What Are We Fighting For?

 

A biweekly article series by

Chief Master Sergeant Bob Anderson

 

I’m Chief Master Sergeant Bob Anderson, and I’m honored to be writing to you from Balad Air Base in Iraq.

 

War Stories – Remember When?

I’m going to shift a little in this article because I want to talk about one item of compensation that is rarely mentioned in the press.

A military member is compensated for their service by promotions in rank along with increased pay. There are additional benefits such as the G.I. Bill that helps with education. Medical services are not as strong as they were when I first came in but they are there. We have the BX/PX system and the Commissaries that help with items civilians purchase at Wal Mart and other stores. We have ribbons and medals for services we perform and we are recognized for—and each of these is important.

However, the Awards and Decorations (better know as Awards and Decs) program has always been difficult to describe and administer. All of the stuff that I wear on my chest, I got doing what I thought was my job. The things I thought I should have gotten a medal for—no one ever saw, or no one ever bothered to submit a nomination for an award.

Promotions aren’t always available to a member because a slot doesn’t exist or they haven’t done their Professional Military Education (PME). Without the PME being completed a promotion is stopped. Unfortunately many extremely good troops are simply poor test takers.

I live nearly five hours from my base of assignment and don’t use the Commissary and only occasionally use the BX. After nine years of service, I did return to college and let the G.I. Bill pay for my Bachelor Degree—but that was 1978. Why then am I still in?

There exists a final benefit to military service that to me and those like me is one of the strongest—war stories. War stories are incidents we relate after the fact to folks as we try to describe what we do and what we have done. All war stories have several things in common:

1.      They are invariably enhanced and exaggerated with repeated telling.

2.      Seldom are they about good things.

3.      Most end with a macabre point of view or valuable learning experience.

4.      All identify challenges and obstacles that were struggled with.

5.      Unlike fairy tells that begin with "Once upon a time__" a war story usually begins with "This is no S*@t__"

From a cultural anthropological point of view, war stories are history lessons. They are part of our verbal history of story telling. Often they are the only remaining vestiges of what really happened—no one else saw it, heard it or lived it. Like the story of my Dad who during World War II was on point when he knelt down and a sniper’s round pierced his collar and shot the epaulet of his jacket. I remember sitting listening to the story and I asked him, “What did you do?”

He responded with a laugh, “I grabbed my E-tool (that’s shovel to you civilians) and dug a fox hole so deep I had to cut steps in it to get out!” I know the part about the rifle slug almost hitting him was true; I don’t care if the part about the fox hole was or not—it made a great war story.

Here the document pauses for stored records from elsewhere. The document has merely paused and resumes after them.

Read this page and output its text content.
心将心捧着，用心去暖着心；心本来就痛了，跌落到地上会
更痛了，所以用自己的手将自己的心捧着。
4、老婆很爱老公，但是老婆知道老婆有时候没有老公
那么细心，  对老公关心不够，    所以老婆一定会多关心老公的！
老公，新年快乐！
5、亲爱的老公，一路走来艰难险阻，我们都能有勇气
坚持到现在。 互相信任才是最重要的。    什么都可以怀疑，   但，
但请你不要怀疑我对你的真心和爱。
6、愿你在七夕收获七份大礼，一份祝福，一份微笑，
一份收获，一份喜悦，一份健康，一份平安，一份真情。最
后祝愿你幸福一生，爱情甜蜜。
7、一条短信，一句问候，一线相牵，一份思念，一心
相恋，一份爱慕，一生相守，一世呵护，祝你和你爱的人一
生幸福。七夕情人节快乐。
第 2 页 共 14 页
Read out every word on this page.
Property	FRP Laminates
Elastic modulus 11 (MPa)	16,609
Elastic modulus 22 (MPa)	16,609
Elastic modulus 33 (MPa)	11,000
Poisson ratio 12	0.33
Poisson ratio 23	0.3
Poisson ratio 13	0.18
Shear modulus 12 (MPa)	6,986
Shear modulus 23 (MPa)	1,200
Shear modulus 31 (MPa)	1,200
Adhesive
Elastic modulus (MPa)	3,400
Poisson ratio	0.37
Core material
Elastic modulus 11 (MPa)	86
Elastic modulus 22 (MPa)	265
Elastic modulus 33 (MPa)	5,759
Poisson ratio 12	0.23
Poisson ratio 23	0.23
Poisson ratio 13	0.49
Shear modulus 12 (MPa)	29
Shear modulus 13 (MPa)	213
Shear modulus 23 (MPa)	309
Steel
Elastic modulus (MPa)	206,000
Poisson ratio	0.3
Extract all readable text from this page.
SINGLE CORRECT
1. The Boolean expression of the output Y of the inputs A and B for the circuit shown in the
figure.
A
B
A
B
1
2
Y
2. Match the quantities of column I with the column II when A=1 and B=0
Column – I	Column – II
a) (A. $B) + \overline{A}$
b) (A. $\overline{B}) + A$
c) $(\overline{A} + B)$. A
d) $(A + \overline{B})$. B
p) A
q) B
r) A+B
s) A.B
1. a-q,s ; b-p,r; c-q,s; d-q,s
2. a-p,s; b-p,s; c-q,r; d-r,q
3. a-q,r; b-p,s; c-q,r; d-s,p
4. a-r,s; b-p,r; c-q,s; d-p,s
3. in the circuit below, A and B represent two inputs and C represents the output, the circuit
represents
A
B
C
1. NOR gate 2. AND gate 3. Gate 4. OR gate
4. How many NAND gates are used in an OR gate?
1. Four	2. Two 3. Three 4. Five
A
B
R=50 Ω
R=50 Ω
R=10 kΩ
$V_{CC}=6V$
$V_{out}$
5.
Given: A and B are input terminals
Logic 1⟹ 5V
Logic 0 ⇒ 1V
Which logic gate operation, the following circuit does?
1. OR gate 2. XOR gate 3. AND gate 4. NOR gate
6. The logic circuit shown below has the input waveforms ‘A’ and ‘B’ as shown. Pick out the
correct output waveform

Several years ago my son returned from Kuwait where he spent three months living and working off his tank. We sat on the tail gate of my truck, drinking a little Jack while for the first time, I got to listen to his war stories. War stories are important to those of us that have served. They sometimes allow us to remember special people, sometimes allow us to laugh at ourselves, sometimes allow us to deal with adversities that happened decades ago, sometimes allow us to unexpectedly break down in tears, sometimes allow us to get angry over trivialities from another time and another place, sometimes allow us to find answers that we could not see before telling the same story the 150th time, sometimes allow us to make a point that will prevent someone else from making the same mistake, sometimes they are our way of honoring those that are not with us anymore—of honoring their memory and their lives—and sometimes they just allow us to remember.

Remember when we were there and the people that were with us. Remember a shining moment of bravery that we try to cover up with humor or a moment when we were less than we wanted to be and try to cover it up with a lesson in life. Sometimes we behaved as well as we thought we would, as brave, as righteous as noble—but we can’t usually say that directly. Sometimes we behaved as poorly as we feared, as wrongly, as ignobly—but we shouldn’t say that directly.

All war stories have a basis in fact. All war stories have a basis in truth—but the best war stories are just that—stories. Remembered by an older person, looking back on the scared, naive innocent person they used to be. War stories are important to a Vet. Sometimes it is all we have!

The chance to survive and return home and find someone who will be kind enough, gentle enough, sensitive enough to listen to what we know and hear about what we did. “There are some things that should be said for the hearing. There are some things that should be said for the saying. There are some things that should be said for both.” War stories help us remember and are a constant reminder of What We Are Fighting For!

God Bless our Troops and God Bless America!